Die USA haben eine Beteiligung ziviler Fluggesellschaften an ihrer Rettungsaktion für zehntausende Staatsbürger und Afghanen aus Kabul angeordnet. Wie das Pentagon am Sonntag mitteilte, aktivierte Verteidigungsminister Lloyd Austin in einem äußerst seltenen Schritt die sogenannte zivile Reserve-Luftflotte (CRAF). Demnach sollen 18 Passagierflugzeuge von US-Fluggesellschaften wie Delta und American Airlines die Armee beim Weitertransport von aus Kabul geretteten Menschen unterstützen.
An dem US-Evakuierungseinsatz sind bereits dutzende US-Militärmaschinen beteiligt, die Schutzbedürftige aus Kabul zu US-Luftstützpunkten in der Golfregion sowie zur US-Luftwaffenbasis Ramstein in Rheinland-Pfalz bringen. Die Flugzeuge der privaten Fluggesellschaften sollen nach Angaben des Pentagon beim Weitertransport der Geretteten von den Luftstützpunkten in Bahrain, Katar und den Vereinigten Arabischen Emiraten in ihre Zielländer helfen.
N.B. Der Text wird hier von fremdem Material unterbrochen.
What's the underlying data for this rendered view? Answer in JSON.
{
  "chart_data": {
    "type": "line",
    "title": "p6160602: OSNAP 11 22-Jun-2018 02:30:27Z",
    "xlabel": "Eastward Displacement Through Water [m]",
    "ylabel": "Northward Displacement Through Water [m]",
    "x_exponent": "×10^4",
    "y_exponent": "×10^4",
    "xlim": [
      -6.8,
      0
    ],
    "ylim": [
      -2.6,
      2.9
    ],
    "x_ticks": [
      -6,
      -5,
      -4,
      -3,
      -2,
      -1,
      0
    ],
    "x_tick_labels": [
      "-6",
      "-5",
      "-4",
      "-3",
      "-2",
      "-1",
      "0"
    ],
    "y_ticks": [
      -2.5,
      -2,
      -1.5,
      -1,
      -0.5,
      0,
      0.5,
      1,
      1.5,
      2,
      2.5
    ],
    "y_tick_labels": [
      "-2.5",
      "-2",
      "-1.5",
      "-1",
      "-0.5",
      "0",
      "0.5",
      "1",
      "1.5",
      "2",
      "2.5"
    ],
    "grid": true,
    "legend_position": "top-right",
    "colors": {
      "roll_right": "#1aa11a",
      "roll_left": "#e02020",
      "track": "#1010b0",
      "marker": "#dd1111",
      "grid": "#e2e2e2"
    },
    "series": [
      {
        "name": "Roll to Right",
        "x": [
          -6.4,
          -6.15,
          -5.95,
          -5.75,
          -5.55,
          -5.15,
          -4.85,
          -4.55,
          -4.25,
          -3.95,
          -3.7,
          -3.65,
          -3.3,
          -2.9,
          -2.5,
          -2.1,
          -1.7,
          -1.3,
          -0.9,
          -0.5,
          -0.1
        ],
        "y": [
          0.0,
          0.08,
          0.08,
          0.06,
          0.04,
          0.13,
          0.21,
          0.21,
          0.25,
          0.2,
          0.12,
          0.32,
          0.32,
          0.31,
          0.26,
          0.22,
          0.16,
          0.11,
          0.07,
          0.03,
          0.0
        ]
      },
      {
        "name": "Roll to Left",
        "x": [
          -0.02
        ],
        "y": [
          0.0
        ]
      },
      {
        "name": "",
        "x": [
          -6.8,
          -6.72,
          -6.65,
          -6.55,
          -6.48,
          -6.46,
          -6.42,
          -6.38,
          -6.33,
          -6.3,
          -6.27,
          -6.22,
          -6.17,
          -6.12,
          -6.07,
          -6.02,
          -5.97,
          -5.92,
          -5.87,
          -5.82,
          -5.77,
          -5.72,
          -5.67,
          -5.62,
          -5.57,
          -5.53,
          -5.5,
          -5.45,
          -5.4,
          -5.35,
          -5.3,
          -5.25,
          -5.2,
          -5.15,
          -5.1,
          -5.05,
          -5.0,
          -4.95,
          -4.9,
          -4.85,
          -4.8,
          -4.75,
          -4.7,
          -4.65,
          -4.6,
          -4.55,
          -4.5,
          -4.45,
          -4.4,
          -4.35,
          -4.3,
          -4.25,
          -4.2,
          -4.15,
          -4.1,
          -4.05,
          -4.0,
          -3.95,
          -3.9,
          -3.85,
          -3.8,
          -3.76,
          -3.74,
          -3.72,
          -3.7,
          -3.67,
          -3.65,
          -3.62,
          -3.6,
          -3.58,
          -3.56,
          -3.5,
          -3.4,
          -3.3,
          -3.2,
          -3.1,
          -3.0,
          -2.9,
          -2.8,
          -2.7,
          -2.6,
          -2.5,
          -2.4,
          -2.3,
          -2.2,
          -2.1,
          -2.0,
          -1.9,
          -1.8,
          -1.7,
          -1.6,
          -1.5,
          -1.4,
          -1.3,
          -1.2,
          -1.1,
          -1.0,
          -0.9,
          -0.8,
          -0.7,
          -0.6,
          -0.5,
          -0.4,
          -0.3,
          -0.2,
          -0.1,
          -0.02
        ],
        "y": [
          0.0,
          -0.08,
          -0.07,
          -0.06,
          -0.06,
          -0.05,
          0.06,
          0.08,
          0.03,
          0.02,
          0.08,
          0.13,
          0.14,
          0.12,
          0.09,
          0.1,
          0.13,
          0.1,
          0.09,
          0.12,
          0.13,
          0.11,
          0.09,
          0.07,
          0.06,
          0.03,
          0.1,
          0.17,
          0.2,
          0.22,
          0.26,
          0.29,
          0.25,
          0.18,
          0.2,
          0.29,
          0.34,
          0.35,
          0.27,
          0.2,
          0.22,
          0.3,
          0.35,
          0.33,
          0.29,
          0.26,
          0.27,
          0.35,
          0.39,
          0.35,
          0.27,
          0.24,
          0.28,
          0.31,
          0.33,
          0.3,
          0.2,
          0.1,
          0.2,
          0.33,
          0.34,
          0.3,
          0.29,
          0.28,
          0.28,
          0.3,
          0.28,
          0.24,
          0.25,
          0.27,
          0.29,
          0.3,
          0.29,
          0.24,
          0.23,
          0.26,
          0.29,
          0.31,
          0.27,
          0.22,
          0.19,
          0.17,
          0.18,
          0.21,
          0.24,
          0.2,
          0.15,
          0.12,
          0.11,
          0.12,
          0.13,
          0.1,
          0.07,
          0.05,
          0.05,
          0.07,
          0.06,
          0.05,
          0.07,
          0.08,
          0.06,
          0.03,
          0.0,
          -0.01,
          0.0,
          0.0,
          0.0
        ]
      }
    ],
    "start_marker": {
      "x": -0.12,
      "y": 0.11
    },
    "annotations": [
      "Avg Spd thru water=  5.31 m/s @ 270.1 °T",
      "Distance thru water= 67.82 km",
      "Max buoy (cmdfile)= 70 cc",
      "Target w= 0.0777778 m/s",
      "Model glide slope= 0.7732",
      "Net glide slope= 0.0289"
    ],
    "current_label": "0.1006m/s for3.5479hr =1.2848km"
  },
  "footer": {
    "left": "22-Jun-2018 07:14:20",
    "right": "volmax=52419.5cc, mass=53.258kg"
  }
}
Nach Angaben des Pentagon flog die US-Armee seit Beginn der Rettungsaktion am 14. August rund 17.000 Menschen aus Kabul aus, davon 2.500 US-Bürger. Nach Angaben des Weißen Hauses befinden sich noch bis zu 15.000 weitere US-Bürger in Afghanistan. Hinzu kommen 50.000 bis 60.000 afghanische Ortskräfte und ihre Familienmitglieder. (AFP)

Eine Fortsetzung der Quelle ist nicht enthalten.